The opinion piece was published on social media platforms near the end of July, as well as in Saice’s Civil Engineering magazine’s July edition. In the piece, “Out on a Rib”, Pillay said women choose to have the flexibility to dedicate themselves to enterprises such as family and the raising of children, rather than the beck and call of shareholders.
“The fact that more men occupy high profile executive posts is tremendous, not because of gender, but because of an appetite for work load,” he remarked. Pillay added that the increased representation of women at university level (31%) and graduate working level (21%) in comparison to managerial and director levels (5%) might be explained by the same interpretation of data in the legal profession.
About the time when graduates progress into middle management, is about the same time that the majority of women wish to have families, reported Pillay. Pillay added that it is owing to the same maternal instinct that women are more amenable than men – “to avoid conflict in managing babies” – and are, therefore, less likely to negotiate higher salaries.
Moreover, Pillay questioned whether the industry should be investing so heavily in attracting women into Stem careers, specifically engineering, or whether there should be investment into creating more gender-equal societies.
Since the piece was published, Saice has distanced itself from the CEO’s opinions, and assured that personal opinions, which diametrically oppose what Saice embodies, will never again be aired in any official Saice communication.

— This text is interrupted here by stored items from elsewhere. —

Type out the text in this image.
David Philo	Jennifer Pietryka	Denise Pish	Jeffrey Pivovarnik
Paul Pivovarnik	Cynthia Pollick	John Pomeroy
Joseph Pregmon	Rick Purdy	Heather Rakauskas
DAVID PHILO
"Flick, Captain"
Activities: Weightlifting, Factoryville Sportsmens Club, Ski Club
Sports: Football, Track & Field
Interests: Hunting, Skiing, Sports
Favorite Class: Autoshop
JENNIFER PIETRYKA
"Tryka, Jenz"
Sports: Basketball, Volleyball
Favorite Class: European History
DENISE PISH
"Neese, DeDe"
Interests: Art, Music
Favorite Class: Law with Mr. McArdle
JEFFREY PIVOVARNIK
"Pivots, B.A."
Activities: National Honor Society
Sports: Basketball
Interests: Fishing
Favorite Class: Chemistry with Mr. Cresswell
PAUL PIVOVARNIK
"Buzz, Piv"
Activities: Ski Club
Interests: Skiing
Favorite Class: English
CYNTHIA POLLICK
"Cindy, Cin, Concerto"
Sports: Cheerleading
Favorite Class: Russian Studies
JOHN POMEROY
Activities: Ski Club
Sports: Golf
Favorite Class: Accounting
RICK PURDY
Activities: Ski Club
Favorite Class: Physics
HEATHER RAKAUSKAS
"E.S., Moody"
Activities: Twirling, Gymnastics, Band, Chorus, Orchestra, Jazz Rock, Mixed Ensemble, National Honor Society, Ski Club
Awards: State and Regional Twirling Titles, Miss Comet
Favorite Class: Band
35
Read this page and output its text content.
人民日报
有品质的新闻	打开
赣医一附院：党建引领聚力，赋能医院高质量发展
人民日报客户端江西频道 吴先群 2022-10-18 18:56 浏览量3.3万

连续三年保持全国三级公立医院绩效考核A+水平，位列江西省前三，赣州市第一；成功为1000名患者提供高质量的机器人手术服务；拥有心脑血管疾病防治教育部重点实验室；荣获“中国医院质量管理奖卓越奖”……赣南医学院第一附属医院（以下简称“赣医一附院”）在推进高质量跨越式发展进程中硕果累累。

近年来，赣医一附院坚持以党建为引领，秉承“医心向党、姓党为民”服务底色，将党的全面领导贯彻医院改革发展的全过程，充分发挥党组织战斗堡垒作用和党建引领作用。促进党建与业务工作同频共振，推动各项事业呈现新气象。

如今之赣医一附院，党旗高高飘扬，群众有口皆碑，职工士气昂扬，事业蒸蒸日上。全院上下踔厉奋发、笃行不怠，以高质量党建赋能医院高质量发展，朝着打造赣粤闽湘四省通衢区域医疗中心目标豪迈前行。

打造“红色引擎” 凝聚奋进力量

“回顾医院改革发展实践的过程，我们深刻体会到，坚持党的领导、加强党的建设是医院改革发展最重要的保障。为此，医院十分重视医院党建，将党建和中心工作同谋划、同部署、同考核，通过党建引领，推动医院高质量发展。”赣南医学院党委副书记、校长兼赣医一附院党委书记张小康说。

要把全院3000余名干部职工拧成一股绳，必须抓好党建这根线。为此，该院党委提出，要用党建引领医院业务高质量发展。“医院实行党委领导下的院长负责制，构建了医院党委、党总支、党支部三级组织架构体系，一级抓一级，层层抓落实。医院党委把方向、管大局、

UCT commented that the opinion piece raises concerns about Saice’s commitment to the professional development of women in engineering, and shows a shallow understanding of higher education and the role of engineers in modern society.
Aurecon stated that the article is damaging to engineers’ reputation and stereotypes women by saying they are ultimately ill-suited for roles that are technically and managerially demanding. Aurecon further noted that the article justifies unequal pay, despite codes and legislation prohibiting discriminatory practices in the workplace.
Women in Engineering denounced Pillay’s arguments, stating that they are not based on the facts of current gender research on women in Stem careers, and that Pillay’s comments could cause more women to stay away from the engineering profession.